Vanilla is the old black.
Rebecca Traister on the violence of adolescent girls. (Joyce Carol Oates and Megan Abbott are two great novelists on this theme - I am much looking forward to Megan's new novel The Fever.)
This is interesting. (Via GeekPress.)
Have been doing some very interesting reading this week, about which more anon, and am more strongly resolved than ever to stop rotting my brain with so much junk! I am not contemplating denying myself light reading altogether, that would be simply penitential, but I would guess only about a third of the novels I read are things I am really avid for, the others are just to fill up the time. More nonfiction for the rest of the year, and I have some research topics I'm excited to begin reading in more deeply, so that's perfect.
(I think this disgust was particularly prompted by two poor books I read last week. Usually I link to bad books without naming them - I have a protective feeling that minor authors of minor books should not have to read me saying cruel things about their novels in the first page of Google results! But these two were ones by high-profile authors that inevitably have a lot of buzz, so my scruples in that case do not apply - instead I think I am doing a bit of public service in warning others about their demerits....)
I have let it go too long without logging light reading - it becomes a pain when I have to paste in a ton of links!
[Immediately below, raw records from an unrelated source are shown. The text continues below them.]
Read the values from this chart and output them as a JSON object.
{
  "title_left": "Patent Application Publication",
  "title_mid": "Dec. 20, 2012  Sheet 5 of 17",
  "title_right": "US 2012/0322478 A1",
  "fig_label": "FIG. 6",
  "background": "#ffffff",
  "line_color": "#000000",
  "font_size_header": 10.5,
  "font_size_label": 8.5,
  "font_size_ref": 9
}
First of all, and very good (though I find the spin put on things at the end quite bizarre), Jo Walton's My Real Children, which among other things confirms my suspicion that the novel as a genre is built upon a scaffolding of counterfactuals!
A reread of Dorothy Dunnett's first Lymond book, but I am not sure I am really in the mood for this (I like having a long series on the go in a month when I am spending time in airports - started the second one but have left it idle for now).
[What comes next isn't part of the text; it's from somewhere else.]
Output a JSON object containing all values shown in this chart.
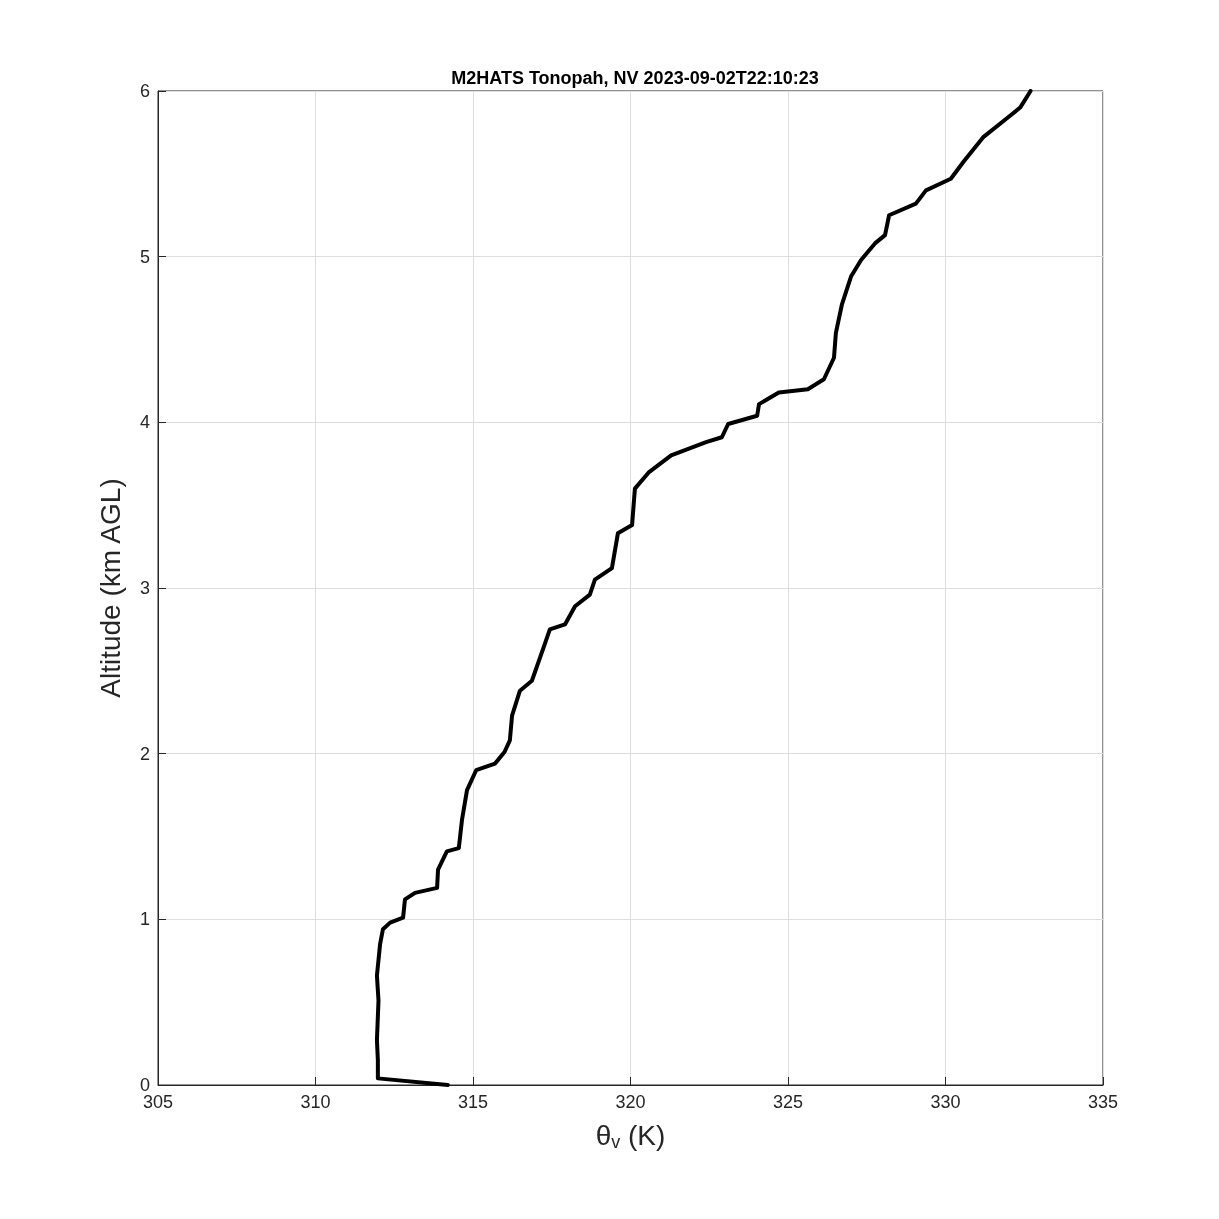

Deborah Coates's Strange Country, which is frustratingly slow in opening (as if you set Alice Munro to rewrite the first half of a Lee Child thriller!) but picks up speed to become one of my very favorite kinds of novel. The writing is really exceptionally good, and the characters are very appealing, though I wish she were getting more crime-series-type editing (I don't know that you would enjoy this without having read the first couple in the series, whereas I think some editing ought to have made it into a more satisfying book in its own right).
Now the two really poor ones.
First of all, Mo Hayder's preposterous Wolf. The violence in her books has always been polarizing, and they are also uneven in quality, but the best couple are in my view superb. This one is terrible! The writing is still quite good, and I can't fault it for readability, but the central drama (with ridiculous twist at the end) hinges on a family who are being kept hostage and the detective trying to figure out who they are (and as a consequence where they can be found and rescued), with chapters alternating between the hostage scenes and the detective's quest to identify them. But in fact the information he has plus five minutes with Google would have answered this question immediately!
Then Greg Iles' Natchez Burning, which is particularly cartoonishly written in its sequences set in the past and which more generally just reminded me of the dreadful John Grisham at his most portentous on the topic of race relations in the South (A Time to Kill is possibly one of the most banal and silly books I have ever read). It's marketed as the first in a trilogy, but really we are supposed to know the characters from a prior series of books that I hadn't read - hadn't read and don't intend to! I really, really didn't like this one, though it is competent enough that I read it to the end rather than putting it aside. In fact I dimly recall that I have read one or two others by this author and didn't like them either - this one is a mass of good intentions but didn't work for me.
Finally, Mary Rickert's The Memory Garden, which I wasn't keen on at first but which grew on me as I read further. The first half is dreadfully whimsical, but it becomes much more satisfying as the engagements with the past grow more substantive.
Halfway through Knausgaard volume 3 and very happy to have temporarily arrested the brain rot!